Under SB-7, shops that sell to under-21 customers can be hit with civil penalties ranging from $400 to $6,000, as well as potential sales license revocation and additional fines from the State Board of Equalization. Additionally, SB-7 prohibits by-mail sales of “tobacco products” to customers under 21, meaning that companies that sell e-liquid to California customers are suddenly taking a bigger risk.

Analysis of Both Bills:

California’s Legislature decided to regulate vaping like smoking because (to the extent there was any rationale whatsoever) it looks a bit like smoking. But regulating vapor products like tobacco products because vaping looks like smoking makes about as much sense as requiring a driver’s license to play with Hot Wheels. But the Legislature’s motives become a bit more clear when one considers the fact that the phrase “tobacco product” appears 127 times in the California Revenue and Taxation Code. These bills are hollow moralist grandstanding combined with a good old fashioned money grab.
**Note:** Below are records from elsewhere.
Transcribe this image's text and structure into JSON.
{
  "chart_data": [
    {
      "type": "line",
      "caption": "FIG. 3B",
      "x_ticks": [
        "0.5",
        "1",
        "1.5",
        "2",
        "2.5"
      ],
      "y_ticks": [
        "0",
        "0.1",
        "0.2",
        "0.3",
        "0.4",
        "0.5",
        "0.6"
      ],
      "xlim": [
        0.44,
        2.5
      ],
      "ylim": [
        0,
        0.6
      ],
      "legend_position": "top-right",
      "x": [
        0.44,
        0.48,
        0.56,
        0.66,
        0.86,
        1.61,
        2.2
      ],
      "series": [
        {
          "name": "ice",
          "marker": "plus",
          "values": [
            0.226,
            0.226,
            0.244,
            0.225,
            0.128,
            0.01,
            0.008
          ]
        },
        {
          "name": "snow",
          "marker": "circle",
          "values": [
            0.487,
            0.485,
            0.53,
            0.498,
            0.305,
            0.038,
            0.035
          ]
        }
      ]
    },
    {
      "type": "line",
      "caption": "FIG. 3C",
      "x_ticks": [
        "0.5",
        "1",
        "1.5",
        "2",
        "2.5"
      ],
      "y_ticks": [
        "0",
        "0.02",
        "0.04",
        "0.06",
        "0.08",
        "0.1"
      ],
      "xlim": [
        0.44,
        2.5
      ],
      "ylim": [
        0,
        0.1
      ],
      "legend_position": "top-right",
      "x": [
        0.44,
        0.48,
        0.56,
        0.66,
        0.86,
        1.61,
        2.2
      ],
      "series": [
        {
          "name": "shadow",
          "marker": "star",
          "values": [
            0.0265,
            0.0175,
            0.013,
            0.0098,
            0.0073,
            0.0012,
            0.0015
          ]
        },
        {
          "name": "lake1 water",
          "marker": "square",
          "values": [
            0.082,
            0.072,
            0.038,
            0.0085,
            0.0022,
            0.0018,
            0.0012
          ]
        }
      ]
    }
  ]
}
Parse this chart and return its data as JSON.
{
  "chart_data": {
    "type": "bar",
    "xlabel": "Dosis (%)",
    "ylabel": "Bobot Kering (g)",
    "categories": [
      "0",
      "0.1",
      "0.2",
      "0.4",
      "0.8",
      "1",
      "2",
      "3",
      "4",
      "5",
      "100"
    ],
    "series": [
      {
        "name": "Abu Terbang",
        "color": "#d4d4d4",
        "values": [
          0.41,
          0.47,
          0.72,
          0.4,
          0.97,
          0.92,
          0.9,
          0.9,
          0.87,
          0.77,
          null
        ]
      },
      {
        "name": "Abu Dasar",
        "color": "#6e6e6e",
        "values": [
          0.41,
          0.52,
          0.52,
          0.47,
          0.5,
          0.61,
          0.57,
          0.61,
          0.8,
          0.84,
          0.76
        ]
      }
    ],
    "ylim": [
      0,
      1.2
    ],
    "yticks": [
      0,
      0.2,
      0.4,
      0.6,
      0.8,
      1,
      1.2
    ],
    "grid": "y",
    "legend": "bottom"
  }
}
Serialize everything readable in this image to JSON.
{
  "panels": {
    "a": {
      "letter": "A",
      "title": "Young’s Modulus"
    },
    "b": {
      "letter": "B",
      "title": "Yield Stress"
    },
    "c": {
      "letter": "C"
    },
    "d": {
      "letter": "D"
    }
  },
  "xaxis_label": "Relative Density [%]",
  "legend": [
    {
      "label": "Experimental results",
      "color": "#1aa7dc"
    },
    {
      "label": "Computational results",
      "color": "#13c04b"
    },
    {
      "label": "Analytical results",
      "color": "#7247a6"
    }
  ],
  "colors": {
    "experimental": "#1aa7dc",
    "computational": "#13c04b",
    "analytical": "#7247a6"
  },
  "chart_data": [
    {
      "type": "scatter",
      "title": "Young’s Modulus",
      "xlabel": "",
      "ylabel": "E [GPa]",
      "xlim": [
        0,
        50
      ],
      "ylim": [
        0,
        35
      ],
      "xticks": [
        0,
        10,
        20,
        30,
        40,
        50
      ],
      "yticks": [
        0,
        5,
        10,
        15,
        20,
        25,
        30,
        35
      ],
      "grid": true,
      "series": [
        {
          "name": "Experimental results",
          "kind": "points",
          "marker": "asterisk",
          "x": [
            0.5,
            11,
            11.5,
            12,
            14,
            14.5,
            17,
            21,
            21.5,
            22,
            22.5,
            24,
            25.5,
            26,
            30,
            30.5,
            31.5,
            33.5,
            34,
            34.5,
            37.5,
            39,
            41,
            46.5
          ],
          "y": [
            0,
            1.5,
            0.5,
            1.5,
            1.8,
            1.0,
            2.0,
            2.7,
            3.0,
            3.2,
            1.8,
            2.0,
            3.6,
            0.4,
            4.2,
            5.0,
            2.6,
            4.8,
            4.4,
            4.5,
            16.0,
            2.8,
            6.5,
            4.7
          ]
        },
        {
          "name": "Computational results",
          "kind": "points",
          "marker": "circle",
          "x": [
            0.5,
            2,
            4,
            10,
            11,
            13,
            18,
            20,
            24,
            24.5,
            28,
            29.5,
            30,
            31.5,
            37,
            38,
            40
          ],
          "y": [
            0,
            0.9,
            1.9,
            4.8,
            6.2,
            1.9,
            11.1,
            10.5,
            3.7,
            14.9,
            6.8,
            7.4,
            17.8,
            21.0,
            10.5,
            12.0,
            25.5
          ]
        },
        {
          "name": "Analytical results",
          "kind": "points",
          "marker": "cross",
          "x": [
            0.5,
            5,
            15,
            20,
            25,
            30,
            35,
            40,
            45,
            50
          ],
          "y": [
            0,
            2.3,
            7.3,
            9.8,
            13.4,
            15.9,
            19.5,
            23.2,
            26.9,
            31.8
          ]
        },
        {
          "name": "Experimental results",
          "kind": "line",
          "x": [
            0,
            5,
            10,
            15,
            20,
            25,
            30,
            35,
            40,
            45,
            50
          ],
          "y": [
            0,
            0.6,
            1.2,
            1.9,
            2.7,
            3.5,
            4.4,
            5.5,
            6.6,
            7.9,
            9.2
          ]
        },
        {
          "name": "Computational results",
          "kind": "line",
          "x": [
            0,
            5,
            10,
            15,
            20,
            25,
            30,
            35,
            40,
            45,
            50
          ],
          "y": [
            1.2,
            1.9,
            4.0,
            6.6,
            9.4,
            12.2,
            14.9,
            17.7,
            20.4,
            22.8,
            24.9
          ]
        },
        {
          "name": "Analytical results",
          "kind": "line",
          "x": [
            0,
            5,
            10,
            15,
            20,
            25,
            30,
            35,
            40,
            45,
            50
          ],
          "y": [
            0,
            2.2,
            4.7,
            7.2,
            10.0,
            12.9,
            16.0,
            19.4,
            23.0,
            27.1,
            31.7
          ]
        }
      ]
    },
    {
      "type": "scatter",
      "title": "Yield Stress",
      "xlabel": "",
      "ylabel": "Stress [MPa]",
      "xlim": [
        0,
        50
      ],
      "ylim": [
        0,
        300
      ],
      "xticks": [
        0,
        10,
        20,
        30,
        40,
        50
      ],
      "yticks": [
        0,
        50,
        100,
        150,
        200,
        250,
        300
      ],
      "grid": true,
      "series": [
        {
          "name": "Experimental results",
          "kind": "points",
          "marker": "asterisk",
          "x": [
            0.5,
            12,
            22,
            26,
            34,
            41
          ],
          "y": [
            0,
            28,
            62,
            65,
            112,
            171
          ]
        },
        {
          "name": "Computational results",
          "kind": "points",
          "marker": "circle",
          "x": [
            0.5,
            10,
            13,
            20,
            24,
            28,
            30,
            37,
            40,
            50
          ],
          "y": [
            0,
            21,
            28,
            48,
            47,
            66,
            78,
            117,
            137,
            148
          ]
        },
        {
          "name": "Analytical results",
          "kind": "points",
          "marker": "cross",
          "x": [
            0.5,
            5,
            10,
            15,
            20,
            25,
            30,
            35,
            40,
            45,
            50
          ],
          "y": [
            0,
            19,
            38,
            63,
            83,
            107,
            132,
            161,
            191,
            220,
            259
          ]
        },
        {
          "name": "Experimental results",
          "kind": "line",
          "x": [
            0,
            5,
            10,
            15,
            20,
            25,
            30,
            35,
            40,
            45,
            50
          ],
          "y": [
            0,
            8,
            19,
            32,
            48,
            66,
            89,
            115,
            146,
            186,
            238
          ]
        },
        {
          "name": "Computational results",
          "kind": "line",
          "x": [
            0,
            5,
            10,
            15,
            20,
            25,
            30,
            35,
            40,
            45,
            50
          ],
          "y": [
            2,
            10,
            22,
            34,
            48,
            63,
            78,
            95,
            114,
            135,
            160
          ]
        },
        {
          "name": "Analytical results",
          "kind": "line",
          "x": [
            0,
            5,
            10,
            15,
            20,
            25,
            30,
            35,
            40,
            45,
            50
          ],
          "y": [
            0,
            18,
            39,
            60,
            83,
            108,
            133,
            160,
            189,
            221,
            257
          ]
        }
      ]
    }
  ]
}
California voters, whether or not they vape, should be outraged. In a free society, the burden of proof should always be on the proponent of a law that seeks to restrict the behavior of adults. If the Legislature wants to regulate vaping like smoking, then it should be the Legislature’s burden to prove that vaping is, medically speaking, anything like smoking. Not only has the Legislature failed to meet its burden here, it hasn’t even tried. The rights of Californians are being chipped away, and the government isn’t even pretending to offer a reason why. But however ill-conceived these bills may be, vapor industry companies that do business in California would do well to learn the new rules of the road.